STATE DEPARTMENT —
U.S. Secretary of State John Kerry is set to discuss the annual U.S. refugee admission numbers with lawmakers and other officials Wednesday.
His talks with House and Senate members will come at a time when the United States and other world powers are considering stepped-up efforts to help the thousands of Syrian refugees who have been pouring into Europe.
State Department officials said Kerry; Anne Richard, assistant secretary for population, refugees and migration; and other officials would meet to present President Barack Obama’s refugee admissions proposal for fiscal 2016, which starts October 1.
The State Department said officials also would discuss the agency’s efforts to address the ongoing refugee crisis in Europe.
“No decisions have been made about future resettlements going past this fiscal year,” department spokesman John Kirby said at a briefing Tuesday. “I do think it is reasonable to expect, to assume, that there will be additional settlements going into next year.”
U.S. officials said the number of Syrian refugees resettled in the U.S. since the start of the country’s civil war would rise to about 1,800 by the end of the month.

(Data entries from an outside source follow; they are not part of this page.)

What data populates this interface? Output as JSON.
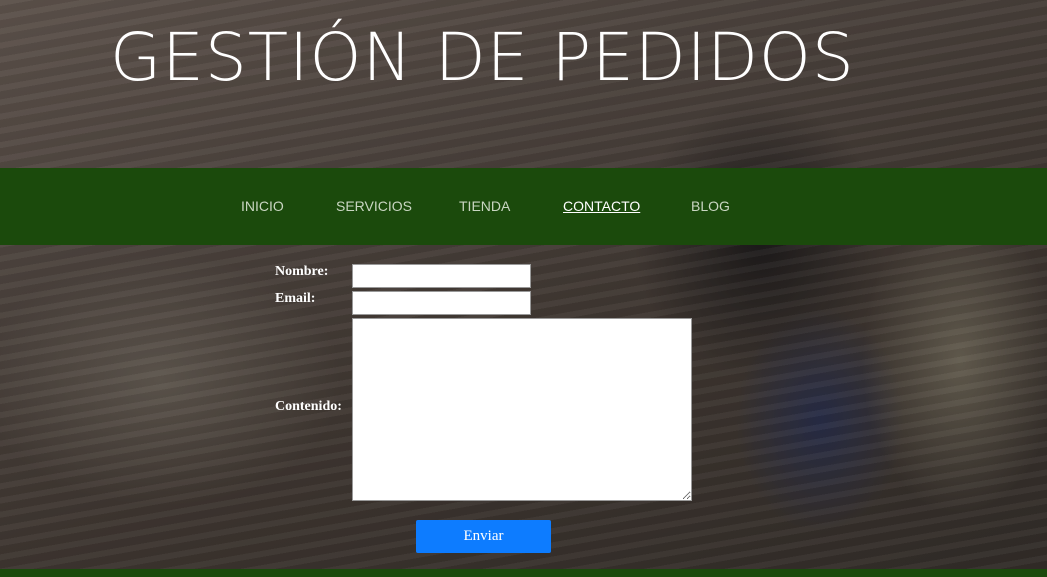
{
  "header": {
    "title": "GESTIÓN DE PEDIDOS"
  },
  "nav": {
    "items": [
      {
        "label": "INICIO",
        "active": false
      },
      {
        "label": "SERVICIOS",
        "active": false
      },
      {
        "label": "TIENDA",
        "active": false
      },
      {
        "label": "CONTACTO",
        "active": true
      },
      {
        "label": "BLOG",
        "active": false
      }
    ]
  },
  "form": {
    "name_label": "Nombre:",
    "name_value": "",
    "email_label": "Email:",
    "email_value": "",
    "content_label": "Contenido:",
    "content_value": "",
    "submit_label": "Enviar"
  },
  "colors": {
    "nav_background": "#1b4a0c",
    "nav_text": "#c9d6c2",
    "nav_active_text": "#ffffff",
    "button_background": "#0d7cff",
    "title_text": "#ffffff"
  }
}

The United States resettled about 70,000 refugees from around the world this year.
FILE - U.S. Secretary of State John Kerry.
In terms of the U.S. response, Kirby said resettlement is just one option for Syrian refugees. “The people of that region need a home to go to,” he said. “Most of them want to go back home.” He added that what Syria needs most is a political transition.
The United States has contributed more than $4 billion in assistance to help people affected by Syria’s civil war, as well as about $25 million to aid refugee resettlements in Europe.
White House press secretary Josh Earnest said Tuesday that U.S. efforts to assist countries bearing the brunt of the refugee crisis were “not new.”
“But it does appear that this situation is worsening,” said Earnest, who said that was why the U.S. would consider additional measures.
In Geneva, a U.N. official criticized the global response, saying too many countries want to offer financial aid for the refugee crisis but are unwilling to offer them places to live.
“Buying your way out of this is not satisfactory,” said Peter Sutherland, the U.N. special representative on international migration.
The International Organization for Migration said at least 2,760 migrants bound for Europe by sea have died this year, 500 more deaths than the same time last year.
Some U.S. officials say the United States should increase its efforts to help Europe, which has been bearing the brunt of the refugee crisis.
In a Tuesday speech, Senator Lindsey Graham of South Carolina, a Republican presidential candidate, urged the United States to take its “fair share” of Syrian refugees.
Another presidential candidate, Republican Senator Marco Rubio of Florida, said he was “open” to the United States taking in additional refugees, but added he would want assurances they did not have ties to terrorist groups.